B. Position controller to allow clear space at both sides for air intake and venting.
C. Plug power cord into a grounded receptacle.
D. Check that power switch on controller is off.
E. For leg sleeves:
1. Hold the sleeve against the leg, wrap the sleeve securely (not tightly)
around the leg, and attach Velcro fastener strip firmly. Two fingers should
fit comfortably between the patient's leg and the sleeve prior to inflation.
F. For foot cuffs:
1. Place the bottom of the foot directly in the center of the cuff, wrapping the
flap over the top, and positioning the support strap around the back of the
heel with a snug “sneaker fit” prior to inflation.
G. Plug one end of the tubing set(s) into the back of the controller. Plug the sleeve or
cuff end of the tubing set(s) into the sleeves or cuffs wrapped on the patient's
limbs. Ensure the tubing is not kinked. Match the left and right controller ports to
the left and right limbs of the patient.
H. The controller can operate with one or both sleeves and/or cuffs attached to the
patient. If using the device on one extremity, connect just one tube to the
controller and sleeve/cuff. Do not connect the second tubing if not attaching both
sleeves to the patient or an alarm will result.
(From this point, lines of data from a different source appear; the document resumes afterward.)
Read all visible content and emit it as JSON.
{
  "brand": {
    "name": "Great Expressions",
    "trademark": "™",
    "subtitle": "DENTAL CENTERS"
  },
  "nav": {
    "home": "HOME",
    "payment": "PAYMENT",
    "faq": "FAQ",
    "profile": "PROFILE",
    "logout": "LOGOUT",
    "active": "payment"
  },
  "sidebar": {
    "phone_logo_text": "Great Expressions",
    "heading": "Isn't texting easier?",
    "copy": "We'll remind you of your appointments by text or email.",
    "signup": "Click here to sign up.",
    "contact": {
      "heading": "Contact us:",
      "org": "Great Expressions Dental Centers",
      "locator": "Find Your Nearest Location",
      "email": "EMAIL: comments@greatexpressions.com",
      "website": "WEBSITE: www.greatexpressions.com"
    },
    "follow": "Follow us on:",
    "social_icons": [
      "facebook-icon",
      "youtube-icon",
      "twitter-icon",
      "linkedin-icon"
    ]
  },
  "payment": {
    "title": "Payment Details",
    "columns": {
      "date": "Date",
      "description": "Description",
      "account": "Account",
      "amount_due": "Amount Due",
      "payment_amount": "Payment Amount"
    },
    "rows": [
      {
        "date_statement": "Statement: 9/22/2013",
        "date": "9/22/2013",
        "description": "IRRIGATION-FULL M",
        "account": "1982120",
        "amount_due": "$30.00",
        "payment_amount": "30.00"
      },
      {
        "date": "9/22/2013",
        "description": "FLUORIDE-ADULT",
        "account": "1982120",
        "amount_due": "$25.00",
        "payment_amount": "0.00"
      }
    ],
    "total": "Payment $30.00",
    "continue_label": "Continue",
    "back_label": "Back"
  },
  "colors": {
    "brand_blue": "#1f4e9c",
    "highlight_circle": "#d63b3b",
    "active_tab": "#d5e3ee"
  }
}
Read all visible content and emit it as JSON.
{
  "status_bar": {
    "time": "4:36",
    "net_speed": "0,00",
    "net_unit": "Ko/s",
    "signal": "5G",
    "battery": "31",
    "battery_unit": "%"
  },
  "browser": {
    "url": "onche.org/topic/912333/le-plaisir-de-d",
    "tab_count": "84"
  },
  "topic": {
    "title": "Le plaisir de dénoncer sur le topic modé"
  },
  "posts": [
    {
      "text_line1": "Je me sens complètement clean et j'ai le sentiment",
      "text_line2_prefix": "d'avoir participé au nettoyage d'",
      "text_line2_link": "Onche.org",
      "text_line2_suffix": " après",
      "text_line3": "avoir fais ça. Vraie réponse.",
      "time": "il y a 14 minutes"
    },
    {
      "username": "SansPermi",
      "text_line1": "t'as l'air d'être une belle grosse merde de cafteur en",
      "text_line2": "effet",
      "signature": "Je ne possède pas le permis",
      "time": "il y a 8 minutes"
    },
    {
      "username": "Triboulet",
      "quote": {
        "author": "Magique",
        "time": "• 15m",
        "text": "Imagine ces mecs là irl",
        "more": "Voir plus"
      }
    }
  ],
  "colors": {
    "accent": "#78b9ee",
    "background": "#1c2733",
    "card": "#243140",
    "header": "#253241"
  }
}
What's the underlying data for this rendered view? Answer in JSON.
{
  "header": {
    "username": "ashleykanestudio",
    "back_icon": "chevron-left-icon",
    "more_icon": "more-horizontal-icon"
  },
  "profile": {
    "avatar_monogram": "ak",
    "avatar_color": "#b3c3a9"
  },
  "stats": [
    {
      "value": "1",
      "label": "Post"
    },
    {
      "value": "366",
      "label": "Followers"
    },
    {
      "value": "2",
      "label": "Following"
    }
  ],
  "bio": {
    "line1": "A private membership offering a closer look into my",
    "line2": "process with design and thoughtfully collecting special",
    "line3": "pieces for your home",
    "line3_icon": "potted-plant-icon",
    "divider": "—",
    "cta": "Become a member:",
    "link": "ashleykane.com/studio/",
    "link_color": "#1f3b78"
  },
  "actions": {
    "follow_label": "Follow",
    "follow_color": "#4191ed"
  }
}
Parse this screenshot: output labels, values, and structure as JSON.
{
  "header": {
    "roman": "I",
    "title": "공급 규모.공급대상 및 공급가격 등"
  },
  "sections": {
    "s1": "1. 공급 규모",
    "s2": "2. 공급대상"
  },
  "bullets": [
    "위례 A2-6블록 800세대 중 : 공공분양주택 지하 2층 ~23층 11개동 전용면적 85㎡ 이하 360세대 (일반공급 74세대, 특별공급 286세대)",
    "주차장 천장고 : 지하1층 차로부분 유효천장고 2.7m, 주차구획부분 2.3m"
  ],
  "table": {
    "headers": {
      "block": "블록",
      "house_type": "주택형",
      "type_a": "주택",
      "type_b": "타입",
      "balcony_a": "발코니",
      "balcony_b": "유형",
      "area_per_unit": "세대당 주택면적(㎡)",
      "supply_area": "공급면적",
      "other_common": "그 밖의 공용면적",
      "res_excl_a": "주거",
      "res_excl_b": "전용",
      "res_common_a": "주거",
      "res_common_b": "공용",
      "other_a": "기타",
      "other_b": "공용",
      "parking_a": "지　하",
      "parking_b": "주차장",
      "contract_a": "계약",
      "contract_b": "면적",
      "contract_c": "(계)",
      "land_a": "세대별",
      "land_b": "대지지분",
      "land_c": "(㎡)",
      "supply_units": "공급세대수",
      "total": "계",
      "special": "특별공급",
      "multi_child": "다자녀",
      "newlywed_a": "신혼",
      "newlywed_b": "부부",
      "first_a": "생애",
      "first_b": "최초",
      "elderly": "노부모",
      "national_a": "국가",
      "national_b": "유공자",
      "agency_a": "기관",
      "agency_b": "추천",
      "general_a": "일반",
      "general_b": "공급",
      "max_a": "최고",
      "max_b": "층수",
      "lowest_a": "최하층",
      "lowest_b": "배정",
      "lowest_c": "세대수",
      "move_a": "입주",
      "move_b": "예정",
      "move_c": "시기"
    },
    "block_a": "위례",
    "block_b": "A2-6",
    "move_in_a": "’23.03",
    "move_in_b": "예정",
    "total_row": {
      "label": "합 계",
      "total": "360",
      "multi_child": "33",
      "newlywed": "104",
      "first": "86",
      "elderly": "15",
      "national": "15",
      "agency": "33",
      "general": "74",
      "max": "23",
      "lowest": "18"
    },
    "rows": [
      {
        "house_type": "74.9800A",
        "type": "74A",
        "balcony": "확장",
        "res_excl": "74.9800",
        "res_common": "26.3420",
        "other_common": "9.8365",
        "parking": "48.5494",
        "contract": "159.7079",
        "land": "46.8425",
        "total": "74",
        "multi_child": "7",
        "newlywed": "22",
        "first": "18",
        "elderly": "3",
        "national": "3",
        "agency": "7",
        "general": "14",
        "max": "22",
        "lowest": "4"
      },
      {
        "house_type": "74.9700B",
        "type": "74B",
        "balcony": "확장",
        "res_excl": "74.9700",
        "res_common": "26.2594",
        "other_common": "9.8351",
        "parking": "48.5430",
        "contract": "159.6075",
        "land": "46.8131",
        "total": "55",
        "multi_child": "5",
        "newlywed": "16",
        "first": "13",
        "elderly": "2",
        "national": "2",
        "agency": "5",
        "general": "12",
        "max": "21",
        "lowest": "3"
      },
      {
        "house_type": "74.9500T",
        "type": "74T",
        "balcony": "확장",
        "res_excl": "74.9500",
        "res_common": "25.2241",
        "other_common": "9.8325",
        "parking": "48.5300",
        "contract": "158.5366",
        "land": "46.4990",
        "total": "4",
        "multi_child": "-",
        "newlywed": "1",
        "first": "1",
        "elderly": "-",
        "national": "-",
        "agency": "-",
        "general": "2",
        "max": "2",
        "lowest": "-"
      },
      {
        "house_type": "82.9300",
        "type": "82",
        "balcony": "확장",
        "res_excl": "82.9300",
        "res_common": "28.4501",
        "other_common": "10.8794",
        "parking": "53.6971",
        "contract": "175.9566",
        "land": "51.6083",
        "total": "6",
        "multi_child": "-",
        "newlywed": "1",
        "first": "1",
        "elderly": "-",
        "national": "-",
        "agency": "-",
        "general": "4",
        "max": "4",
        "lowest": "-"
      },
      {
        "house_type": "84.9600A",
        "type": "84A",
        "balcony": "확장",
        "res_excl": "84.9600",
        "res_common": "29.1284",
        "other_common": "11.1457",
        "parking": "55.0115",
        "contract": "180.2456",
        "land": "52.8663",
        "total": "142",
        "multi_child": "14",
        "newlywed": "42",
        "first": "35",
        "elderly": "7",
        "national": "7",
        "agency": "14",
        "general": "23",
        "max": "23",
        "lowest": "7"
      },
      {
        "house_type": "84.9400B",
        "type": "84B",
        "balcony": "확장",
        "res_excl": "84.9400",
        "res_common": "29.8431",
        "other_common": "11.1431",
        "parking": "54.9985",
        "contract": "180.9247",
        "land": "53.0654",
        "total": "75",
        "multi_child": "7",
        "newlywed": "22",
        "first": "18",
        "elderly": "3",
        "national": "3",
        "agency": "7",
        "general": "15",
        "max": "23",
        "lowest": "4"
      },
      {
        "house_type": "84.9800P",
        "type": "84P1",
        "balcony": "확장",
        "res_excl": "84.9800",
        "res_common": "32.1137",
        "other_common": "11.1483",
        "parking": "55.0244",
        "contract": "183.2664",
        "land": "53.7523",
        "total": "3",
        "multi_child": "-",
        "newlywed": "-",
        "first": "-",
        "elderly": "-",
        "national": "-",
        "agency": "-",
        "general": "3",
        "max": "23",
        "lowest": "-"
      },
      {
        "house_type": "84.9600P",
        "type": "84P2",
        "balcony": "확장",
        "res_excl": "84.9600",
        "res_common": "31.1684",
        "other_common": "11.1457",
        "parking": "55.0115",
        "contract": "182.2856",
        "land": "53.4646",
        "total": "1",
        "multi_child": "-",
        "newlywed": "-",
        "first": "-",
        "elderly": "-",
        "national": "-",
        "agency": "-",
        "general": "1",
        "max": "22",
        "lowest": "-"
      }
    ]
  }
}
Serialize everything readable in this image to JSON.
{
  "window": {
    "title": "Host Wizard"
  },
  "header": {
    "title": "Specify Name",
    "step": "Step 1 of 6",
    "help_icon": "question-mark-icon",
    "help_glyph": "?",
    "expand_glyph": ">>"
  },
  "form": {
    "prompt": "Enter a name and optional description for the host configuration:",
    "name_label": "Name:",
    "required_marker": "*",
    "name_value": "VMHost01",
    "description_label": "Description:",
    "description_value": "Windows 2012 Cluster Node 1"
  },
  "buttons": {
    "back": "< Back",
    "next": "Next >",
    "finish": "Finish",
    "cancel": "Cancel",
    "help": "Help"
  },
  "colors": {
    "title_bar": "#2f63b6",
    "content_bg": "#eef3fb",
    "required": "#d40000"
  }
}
I. Turn on the power switch on the controller. On the front display, the Port A Leg
and Port B Leg indicators will be flashing to indicate normal operation. If only
one sleeve and corresponding port is being used, the controller will automatically
sense this and turn off the unused port. The device automatically defaults to the
legs. When using the device on the patient’s foot/feet, press the “A” and/or “B”
buttons located on the control panel to confirm that the foot cuffs have been
connected.
J. Once applied to the patient, the staff member applying the device should carefully
watch the patient’s leg(s) as the device completes one full cycle to assess for
proper function and adequate tightness so that the patient receives full therapeutic
benefits.
K. Battery operation
1. All controllers will operate on battery power if necessary but should
remain plugged in when in use. Battery operation time is 6-8 hours on a
fully charged battery.
L. Unless otherwise ordered, to achieve the maximal preventative therapy of the
device, the patient should be wearing them at all times while they are in bed with
only minimal interruptions or removal
M. In the case of a fault condition, the alarm will sound. The appropriate fault code
will be displayed and the system will shut down. Refer to the fault code key
located on top of the controller. Check tubing for kinks or restrictions, tighten or
loosen sleeves/cuffs as indicated on the code key and then re-start the system by
pushing the power switch to off, then back to on.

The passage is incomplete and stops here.